Heck, I don't think even Picasso would be "confident about what creative means". There is no authority on creativity.
I think that your problem with the cover is not its creativity or lack thereof, according to you. But that you feel that it somehow violates your morals and that you find it tasteless. And you have all the right to feel that way.
Many have died to give you that right. But they also died to give the team behind Rogue the right to have that cover that you so dislike. So, bear with it.
By the way, you know what I find more tasteless? A plundering politician wearing a Philippine flag pin on his barong.

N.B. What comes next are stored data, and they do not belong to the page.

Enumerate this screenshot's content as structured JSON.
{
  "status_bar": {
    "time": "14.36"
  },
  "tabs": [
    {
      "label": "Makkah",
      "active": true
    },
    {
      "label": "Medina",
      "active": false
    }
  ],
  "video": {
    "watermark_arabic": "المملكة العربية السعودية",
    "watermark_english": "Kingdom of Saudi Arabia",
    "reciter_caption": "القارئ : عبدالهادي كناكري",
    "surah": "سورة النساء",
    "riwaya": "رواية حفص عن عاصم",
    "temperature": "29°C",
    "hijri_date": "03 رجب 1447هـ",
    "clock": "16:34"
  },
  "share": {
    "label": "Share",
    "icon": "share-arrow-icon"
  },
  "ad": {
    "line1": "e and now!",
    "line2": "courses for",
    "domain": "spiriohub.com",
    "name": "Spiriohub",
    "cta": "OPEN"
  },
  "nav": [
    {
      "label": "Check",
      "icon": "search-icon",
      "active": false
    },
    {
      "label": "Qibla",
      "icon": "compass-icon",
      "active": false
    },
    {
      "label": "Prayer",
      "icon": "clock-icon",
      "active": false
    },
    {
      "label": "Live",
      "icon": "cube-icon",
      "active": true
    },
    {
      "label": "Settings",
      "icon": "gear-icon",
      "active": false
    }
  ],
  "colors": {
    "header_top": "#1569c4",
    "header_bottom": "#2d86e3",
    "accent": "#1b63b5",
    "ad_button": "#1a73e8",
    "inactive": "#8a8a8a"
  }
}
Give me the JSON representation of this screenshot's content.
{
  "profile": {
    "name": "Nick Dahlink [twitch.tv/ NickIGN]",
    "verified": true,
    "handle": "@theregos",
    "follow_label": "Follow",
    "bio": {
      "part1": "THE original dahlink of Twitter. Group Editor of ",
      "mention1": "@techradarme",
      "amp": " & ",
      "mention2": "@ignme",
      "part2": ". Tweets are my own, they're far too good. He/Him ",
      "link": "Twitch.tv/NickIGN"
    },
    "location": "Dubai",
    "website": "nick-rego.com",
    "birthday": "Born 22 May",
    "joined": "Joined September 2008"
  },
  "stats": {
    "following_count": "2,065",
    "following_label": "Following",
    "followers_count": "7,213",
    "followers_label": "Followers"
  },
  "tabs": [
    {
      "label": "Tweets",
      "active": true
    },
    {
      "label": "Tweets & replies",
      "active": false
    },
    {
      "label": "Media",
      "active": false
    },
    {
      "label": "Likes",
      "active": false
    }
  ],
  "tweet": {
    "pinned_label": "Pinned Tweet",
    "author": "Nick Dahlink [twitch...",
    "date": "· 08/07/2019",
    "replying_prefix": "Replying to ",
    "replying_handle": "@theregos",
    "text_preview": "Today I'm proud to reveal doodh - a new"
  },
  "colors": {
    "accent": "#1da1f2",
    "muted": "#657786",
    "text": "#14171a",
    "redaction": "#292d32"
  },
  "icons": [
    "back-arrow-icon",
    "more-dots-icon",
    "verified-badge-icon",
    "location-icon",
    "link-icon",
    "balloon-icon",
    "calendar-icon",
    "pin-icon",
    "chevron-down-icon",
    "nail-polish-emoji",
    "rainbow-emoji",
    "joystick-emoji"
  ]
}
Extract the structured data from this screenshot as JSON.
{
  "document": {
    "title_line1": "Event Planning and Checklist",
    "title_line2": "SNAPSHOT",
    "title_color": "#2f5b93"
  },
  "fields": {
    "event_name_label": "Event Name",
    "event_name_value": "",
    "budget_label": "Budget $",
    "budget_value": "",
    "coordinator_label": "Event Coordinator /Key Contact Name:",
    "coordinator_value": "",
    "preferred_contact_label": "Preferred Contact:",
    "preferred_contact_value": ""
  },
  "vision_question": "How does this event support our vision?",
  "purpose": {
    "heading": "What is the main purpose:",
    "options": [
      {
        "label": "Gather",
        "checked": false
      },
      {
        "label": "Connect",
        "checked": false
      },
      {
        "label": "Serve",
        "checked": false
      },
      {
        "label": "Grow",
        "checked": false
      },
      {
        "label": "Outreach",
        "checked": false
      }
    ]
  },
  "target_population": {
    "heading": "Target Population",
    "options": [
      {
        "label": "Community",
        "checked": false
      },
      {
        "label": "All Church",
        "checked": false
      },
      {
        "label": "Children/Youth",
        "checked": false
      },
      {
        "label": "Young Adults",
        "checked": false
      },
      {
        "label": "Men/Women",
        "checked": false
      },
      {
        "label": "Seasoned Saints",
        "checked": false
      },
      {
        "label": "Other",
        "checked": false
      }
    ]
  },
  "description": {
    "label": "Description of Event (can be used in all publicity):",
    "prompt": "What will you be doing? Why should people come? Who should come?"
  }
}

As a Filipino, you are entitled to to your own opinion. But stick with that topic. Stick with what you know. Don't pretend to know what creative is and what is not.
The topic of creativity is way out of your league, my friend.
Picasso must be rolling over in his grave.
Ahehe, nagreact agad ang kampo ng taga rouge media. Well...
"By the way, you know what I find more tasteless? A plundering politician wearing a Philippine flag pin on his barong."
This is CREATIVE. Right to the point. That would have been more of service to the nation-building, instead of an ancient naked model with the Philippine flag painted on her.
And don't lecture me about who died for what freedom. I have enough blood in me to boil against elitist perverts. Do farmers and workers understand what Rogue Magazine did? Heck, no.
I'll leave the creativity question to you, ANONYMOUS (who doesn't have enough ego to identify him/herself), anyway. I sense that it'll seem like huge, fat me debating about the histrionics of the Old Testament against a Catholic theologian.